Кивнул, приглашая следовать за собой. По коридору мы шли молча. Я невольно залюбовалась величественностью его походки и капелькой графской надменности в развороте плеч. Меня кольнули угрызения совести. Всё-таки, самое главное, что с ним всё в порядке. А я развела какие-то обиды на пустом месте. Правильно он меня тогда ещё, в пять лет, припечатал — мелкая эгоистка и есть.

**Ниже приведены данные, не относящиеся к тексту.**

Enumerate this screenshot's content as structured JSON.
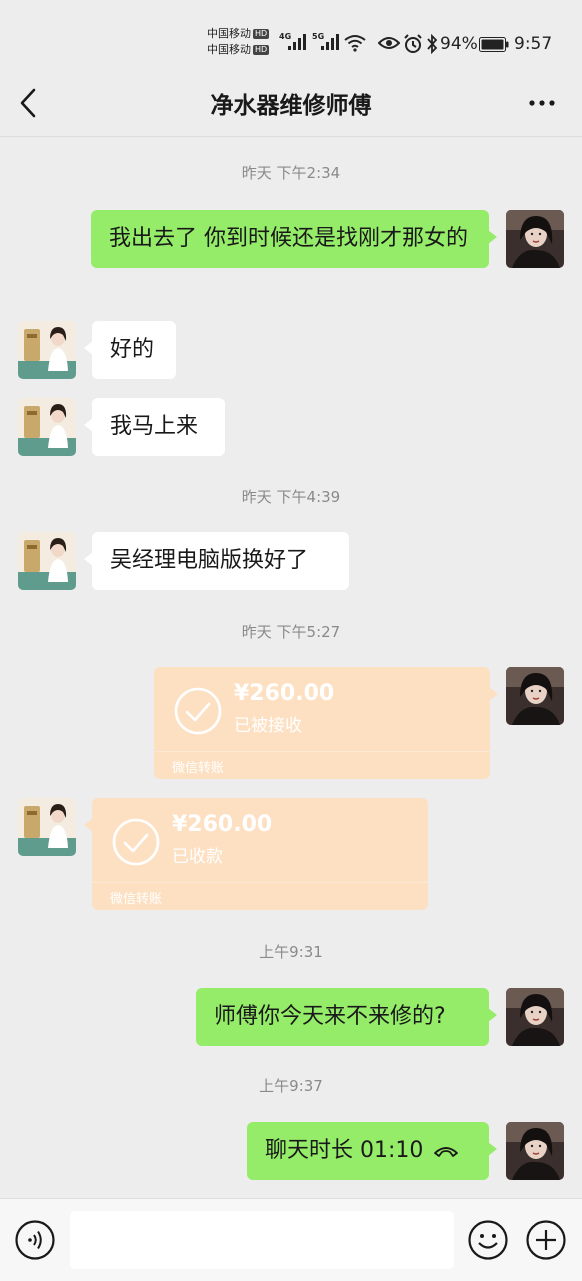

Я с упоением предавалась самобичеванию, пока мы приближались к лестнице. Рон держался чуть в отдалении, не подходил ко мне ближе, чем позволяли приличия, не делал попыток взять за руку и даже не смотрел в мою сторону. Я прямо-таки замерзала от холода между нами.
Вот сейчас мы спустимся вниз и наверняка наткнёмся на каких-нибудь гостей. Снова больше не будет нашего маленького мирка — только на двоих. Мне придётся делить любимого человека с кучей незнакомого народу.
Нет, это определённо было невыносимо! Я остановилась посреди коридора, набрала воздуху в грудь и прежде, чем здравомыслие заставит передумать, выпалила:
— Ты на меня дуешься!!
Рон остановился тоже и смерил меня сдержанным взглядом, от которого у меня мороз опять по коже пошёл.
— Странные ты слова подбираешь. Что значит «дуешься»? Мы не маленькие, чтобы дуться.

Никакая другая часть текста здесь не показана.